When I built my shop (30x42) I looked at all the types out there, and believe me, I'm a dutchman, so you know how cheap I am. After all the smoke cleared, we ended up going with the infloor hot water system, with 2" styrofoam (the pink stuff) under the piping. Then we used steel mesh, and tied the piping to the mesh with zip ties.You can have different zones in the shop , and adjust the heat by opening or closing the loops with a tap. The most expensive part was the 1/2" pex pipe, but it is much more durable than poly pipe. If you have the concrete mass set to 50-52 degrees, it works out ideal,and just leave the thermostat alone. I turned mine on in Oct. and left it on til April. Nothing like it!!   :D  :D
John
If a blind person wears sunglasses, why doesn\'t a deaf person wear earmuffs??

40

I have used all of the heat sources mentioned above...my preferance...a hanging,forced air,natural gas,high efficiency furnace.My shop is 34X48 w/10' ceilings.It has 2X6 walls w/blown high efficiency cellulose insulation.I keep it 50 to 55 degrees continuously and it takes less than 10 minutes to bring it up another 10 degrees.I have frost footings and a foundation 48" below grade which probably accounts for my floor staying relatively warm.It costs on average about $25 to $30 per month in the winter to heat it...that is not an estimate as I have a separate meter for the shop.I have several stategically placed windows which help with the heating also.The unit I have is a 93% efficient Lennox brand and it cost aprox $1200 dollars installed including the venting.The in-floor heating worked OK for me but I didn't like the fact you had minimal control...slow to warm up/cool down when the temp changes quickly as it often does in the Midwest.Good luck!
"The one who dies with the most friends wins"

enjenjo

I have a programable set back thermostat on a gas furnace in the shop. I maintain 40 degrees all winter, and have it programed to heat to 65 degrees at 9am.
When I go out to the shop in the morning, I fire up the wood burner, which will keep the gas furnace from running all day. It's worked good for about 15 years set up that way.
Welcome to hell. Here's your accordion.

Cword

Another pro-floor heat anecdotal response

I buil 24 by 30 in 2000, and included floor heat.  If doing it again I wouldn't do it any other way.

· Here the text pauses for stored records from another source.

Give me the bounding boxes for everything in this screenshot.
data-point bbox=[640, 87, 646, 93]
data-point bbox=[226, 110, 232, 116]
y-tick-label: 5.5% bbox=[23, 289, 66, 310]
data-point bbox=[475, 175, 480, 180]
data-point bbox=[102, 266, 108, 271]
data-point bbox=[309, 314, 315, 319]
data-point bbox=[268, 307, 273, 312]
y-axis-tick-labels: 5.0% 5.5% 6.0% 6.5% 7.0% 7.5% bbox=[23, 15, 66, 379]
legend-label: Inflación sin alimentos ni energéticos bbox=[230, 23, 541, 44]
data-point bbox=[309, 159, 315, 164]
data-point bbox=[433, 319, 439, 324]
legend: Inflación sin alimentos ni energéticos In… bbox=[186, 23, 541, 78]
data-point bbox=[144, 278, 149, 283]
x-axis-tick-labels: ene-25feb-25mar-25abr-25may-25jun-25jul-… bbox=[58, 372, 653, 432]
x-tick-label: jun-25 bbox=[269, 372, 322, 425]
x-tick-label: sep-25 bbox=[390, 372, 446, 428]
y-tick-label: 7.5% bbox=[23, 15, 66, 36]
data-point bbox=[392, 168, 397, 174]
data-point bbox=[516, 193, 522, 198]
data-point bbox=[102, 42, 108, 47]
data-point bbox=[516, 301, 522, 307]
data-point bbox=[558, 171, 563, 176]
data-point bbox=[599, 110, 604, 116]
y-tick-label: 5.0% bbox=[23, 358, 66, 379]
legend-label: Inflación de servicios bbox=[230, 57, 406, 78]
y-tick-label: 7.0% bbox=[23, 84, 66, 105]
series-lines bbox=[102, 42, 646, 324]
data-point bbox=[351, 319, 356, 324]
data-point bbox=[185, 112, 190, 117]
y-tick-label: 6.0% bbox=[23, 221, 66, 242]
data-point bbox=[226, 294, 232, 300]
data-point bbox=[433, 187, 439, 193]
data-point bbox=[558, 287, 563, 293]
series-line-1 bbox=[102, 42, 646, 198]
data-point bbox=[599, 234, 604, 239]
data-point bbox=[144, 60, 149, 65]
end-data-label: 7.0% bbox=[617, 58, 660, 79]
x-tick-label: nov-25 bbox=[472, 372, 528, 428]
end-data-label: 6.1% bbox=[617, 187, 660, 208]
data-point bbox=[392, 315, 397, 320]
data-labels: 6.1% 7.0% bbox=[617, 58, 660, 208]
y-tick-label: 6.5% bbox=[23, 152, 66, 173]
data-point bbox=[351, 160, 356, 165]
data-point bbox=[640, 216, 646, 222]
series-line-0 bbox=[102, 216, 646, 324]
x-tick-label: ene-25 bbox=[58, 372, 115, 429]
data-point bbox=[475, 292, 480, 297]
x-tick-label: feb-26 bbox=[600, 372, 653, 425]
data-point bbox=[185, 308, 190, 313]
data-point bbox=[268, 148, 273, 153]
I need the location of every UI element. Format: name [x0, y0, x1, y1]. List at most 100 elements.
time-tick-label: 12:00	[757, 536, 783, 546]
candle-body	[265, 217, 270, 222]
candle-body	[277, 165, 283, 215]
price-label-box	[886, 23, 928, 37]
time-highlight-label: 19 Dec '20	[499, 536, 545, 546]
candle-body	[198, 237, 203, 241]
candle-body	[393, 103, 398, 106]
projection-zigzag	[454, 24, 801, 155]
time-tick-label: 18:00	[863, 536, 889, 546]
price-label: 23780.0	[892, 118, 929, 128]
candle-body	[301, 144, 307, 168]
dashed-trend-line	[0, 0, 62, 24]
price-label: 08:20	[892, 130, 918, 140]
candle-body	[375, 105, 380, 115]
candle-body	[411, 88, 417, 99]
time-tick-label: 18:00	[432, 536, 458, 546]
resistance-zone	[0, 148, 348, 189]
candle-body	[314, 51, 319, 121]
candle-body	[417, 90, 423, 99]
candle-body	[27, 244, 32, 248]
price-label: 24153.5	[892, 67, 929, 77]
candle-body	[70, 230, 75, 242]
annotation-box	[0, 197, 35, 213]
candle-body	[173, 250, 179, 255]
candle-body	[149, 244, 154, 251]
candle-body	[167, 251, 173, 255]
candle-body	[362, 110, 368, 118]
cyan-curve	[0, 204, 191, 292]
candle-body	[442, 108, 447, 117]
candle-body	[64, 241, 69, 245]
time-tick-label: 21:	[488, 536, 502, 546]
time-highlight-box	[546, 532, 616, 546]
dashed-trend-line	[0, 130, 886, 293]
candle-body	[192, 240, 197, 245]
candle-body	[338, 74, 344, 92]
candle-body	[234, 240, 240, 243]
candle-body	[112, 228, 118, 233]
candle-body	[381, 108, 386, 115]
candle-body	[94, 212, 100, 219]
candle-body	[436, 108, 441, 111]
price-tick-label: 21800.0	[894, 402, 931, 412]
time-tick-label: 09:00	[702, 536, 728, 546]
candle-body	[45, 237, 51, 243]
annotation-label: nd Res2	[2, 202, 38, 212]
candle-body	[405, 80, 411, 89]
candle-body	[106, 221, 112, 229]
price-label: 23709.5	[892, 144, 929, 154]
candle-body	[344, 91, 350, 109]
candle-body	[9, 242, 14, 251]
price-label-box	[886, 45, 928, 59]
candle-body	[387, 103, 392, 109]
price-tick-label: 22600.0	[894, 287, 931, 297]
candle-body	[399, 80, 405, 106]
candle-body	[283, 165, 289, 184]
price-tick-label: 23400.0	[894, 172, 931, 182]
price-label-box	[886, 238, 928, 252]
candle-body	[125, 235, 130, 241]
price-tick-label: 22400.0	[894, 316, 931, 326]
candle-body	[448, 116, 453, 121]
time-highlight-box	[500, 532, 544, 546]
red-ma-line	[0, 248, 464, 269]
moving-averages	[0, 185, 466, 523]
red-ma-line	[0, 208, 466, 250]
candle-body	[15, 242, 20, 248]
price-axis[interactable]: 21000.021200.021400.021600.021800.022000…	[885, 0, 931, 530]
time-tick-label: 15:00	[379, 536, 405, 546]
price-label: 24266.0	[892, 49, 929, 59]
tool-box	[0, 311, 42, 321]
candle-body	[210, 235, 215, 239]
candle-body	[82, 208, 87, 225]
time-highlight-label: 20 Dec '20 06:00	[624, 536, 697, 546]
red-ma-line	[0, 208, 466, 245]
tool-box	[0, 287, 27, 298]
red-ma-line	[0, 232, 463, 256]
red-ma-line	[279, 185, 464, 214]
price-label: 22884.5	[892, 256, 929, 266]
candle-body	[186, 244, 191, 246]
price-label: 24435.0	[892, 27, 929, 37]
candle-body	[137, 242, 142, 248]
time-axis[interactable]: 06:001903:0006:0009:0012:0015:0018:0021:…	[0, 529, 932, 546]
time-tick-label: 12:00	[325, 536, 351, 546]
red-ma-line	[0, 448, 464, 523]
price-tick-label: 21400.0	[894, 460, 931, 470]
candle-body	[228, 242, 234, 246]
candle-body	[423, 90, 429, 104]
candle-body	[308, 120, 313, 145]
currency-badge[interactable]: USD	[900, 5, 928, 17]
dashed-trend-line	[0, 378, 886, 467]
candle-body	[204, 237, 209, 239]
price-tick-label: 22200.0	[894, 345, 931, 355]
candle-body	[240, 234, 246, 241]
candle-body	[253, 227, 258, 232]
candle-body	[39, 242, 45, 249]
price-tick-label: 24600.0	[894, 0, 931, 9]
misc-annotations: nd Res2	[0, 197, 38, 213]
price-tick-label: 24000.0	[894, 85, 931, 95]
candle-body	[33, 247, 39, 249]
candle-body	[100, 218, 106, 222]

My father has "instant heat" in the form of a huge overhead blower in a 30 by 30 garage.  When it's really cold out (-15 to -30) and I go to his place to spend an evening working I find you sweat like a pig while your feet freeze.  It doesn't become comfortable to work until the end of the evening and the tools, products and floor start to warm.
At home on the same type of days I let the floor idle at 5 to 10 C all the time,  The shop is comfortable to work in in a shop coat.  Tools and products aren't frozen.  It is a far more comfortable shop.  

My floor is heated by a 30 gallon water tank, I also have plumbing schematics and parts lists for the system I built if you'd like 'em.